The notation in the Sabbath morning church bulletin simply says, “Offering.” The elder on the platform stands, shares the specific financial focus for that particular Sabbath, has a prayer, and as the music plays, the deacons move through the congregation to receive the morning offering.
As this typical scene is repeated every Sabbath in thousands of Seventh-day Adventist churches worldwide, it is easy to take it all for granted. But we must always remember that our giving is not just to keep the heaters warming and the lights shining. As we participate in something so seemingly simple as the giving of an offering, we must remember that we are actually entering into the highest activity known to man, and that activity is the worshipping of God.
In a very real sense, our involvement in the offering is a powerful act of worship. It is just as important as singing the hymns or listening to the sermon.
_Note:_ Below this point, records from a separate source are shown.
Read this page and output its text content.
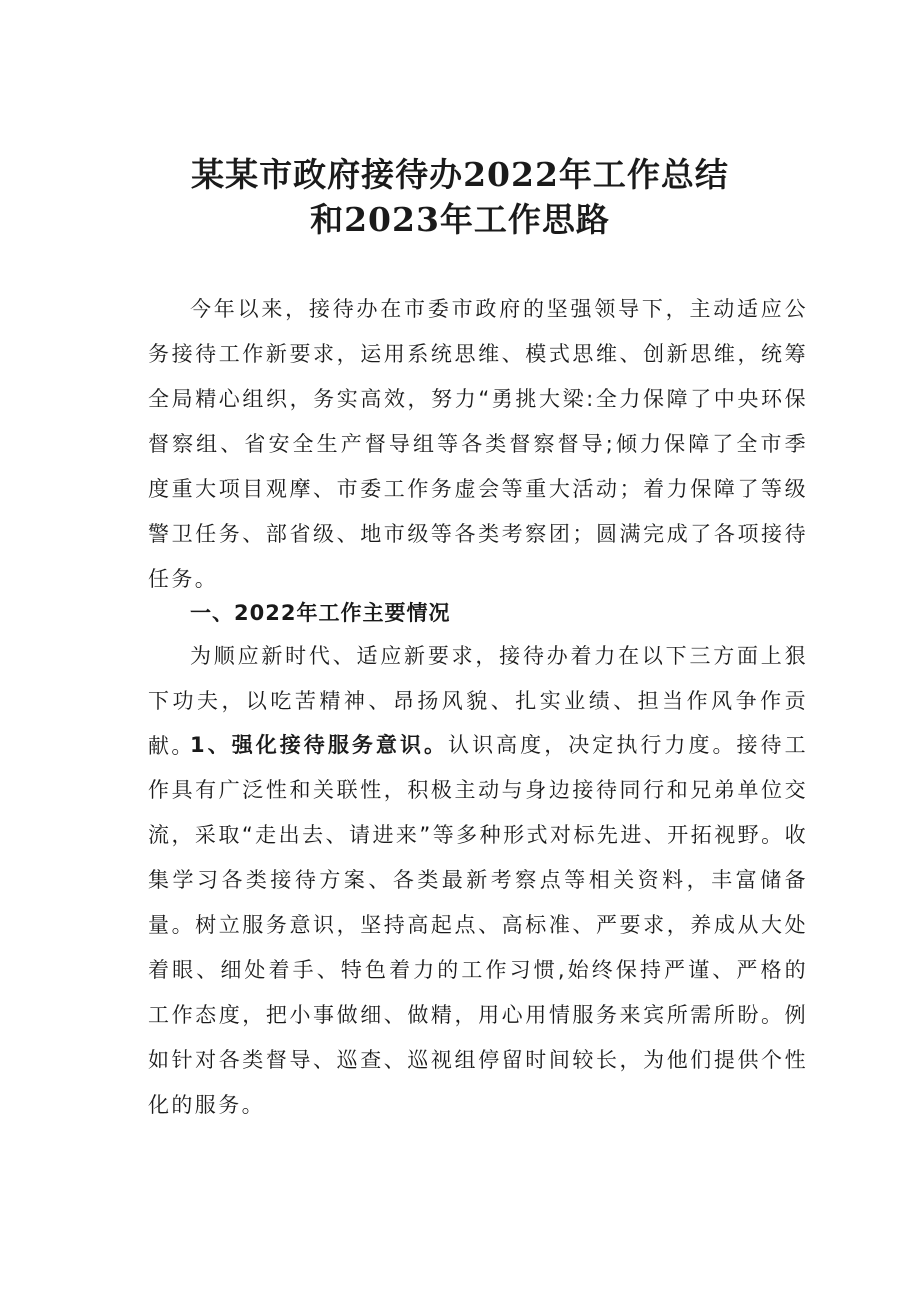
某某市政府接待办2022年工作总结
和2023年工作思路

今年以来，接待办在市委市政府的坚强领导下，主动适应公务接待工作新要求，运用系统思维、模式思维、创新思维，统筹全局精心组织，务实高效，努力“勇挑大梁:全力保障了中央环保督察组、省安全生产督导组等各类督察督导;倾力保障了全市季度重大项目观摩、市委工作务虚会等重大活动；着力保障了等级警卫任务、部省级、地市级等各类考察团；圆满完成了各项接待任务。

一、2022年工作主要情况

为顺应新时代、适应新要求，接待办着力在以下三方面上狠下功夫，以吃苦精神、昂扬风貌、扎实业绩、担当作风争作贡献。

1、强化接待服务意识。认识高度，决定执行力度。接待工作具有广泛性和关联性，积极主动与身边接待同行和兄弟单位交流，采取“走出去、请进来”等多种形式对标先进、开拓视野。收集学习各类接待方案、各类最新考察点等相关资料，丰富储备量。树立服务意识，坚持高起点、高标准、严要求，养成从大处着眼、细处着手、特色着力的工作习惯,始终保持严谨、严格的工作态度，把小事做细、做精，用心用情服务来宾所需所盼。例如针对各类督导、巡查、巡视组停留时间较长，为他们提供个性化的服务。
We give our gifts to God, not out of a sense of obligation, and not out of a realization that God is in desperate need of our gifts, but because our gifts to God are an expression of our love and gratitude to God for having, through his Son Jesus Christ, called us out of darkness into His marvelous light.
When we give to God on Sabbath morning it’s all of God’s children coming together and acknowledging, as in the Lord’s Prayer, that our God has given us our daily bread, that He’s forgiven our sins, and that He’s delivered us from temptation, and all kinds of evil. And it is a privilege to give back to Him from hearts overflowing with thanksgiving.
The byproduct of our gift of worship is that as we give God will open the windows of heaven, and we will receive blessings beyond imagination. The blessing we receive may be a material blessing, but in actuality, the true blessing that we are assured of, is the spiritual blessing of drawing closer to our great God.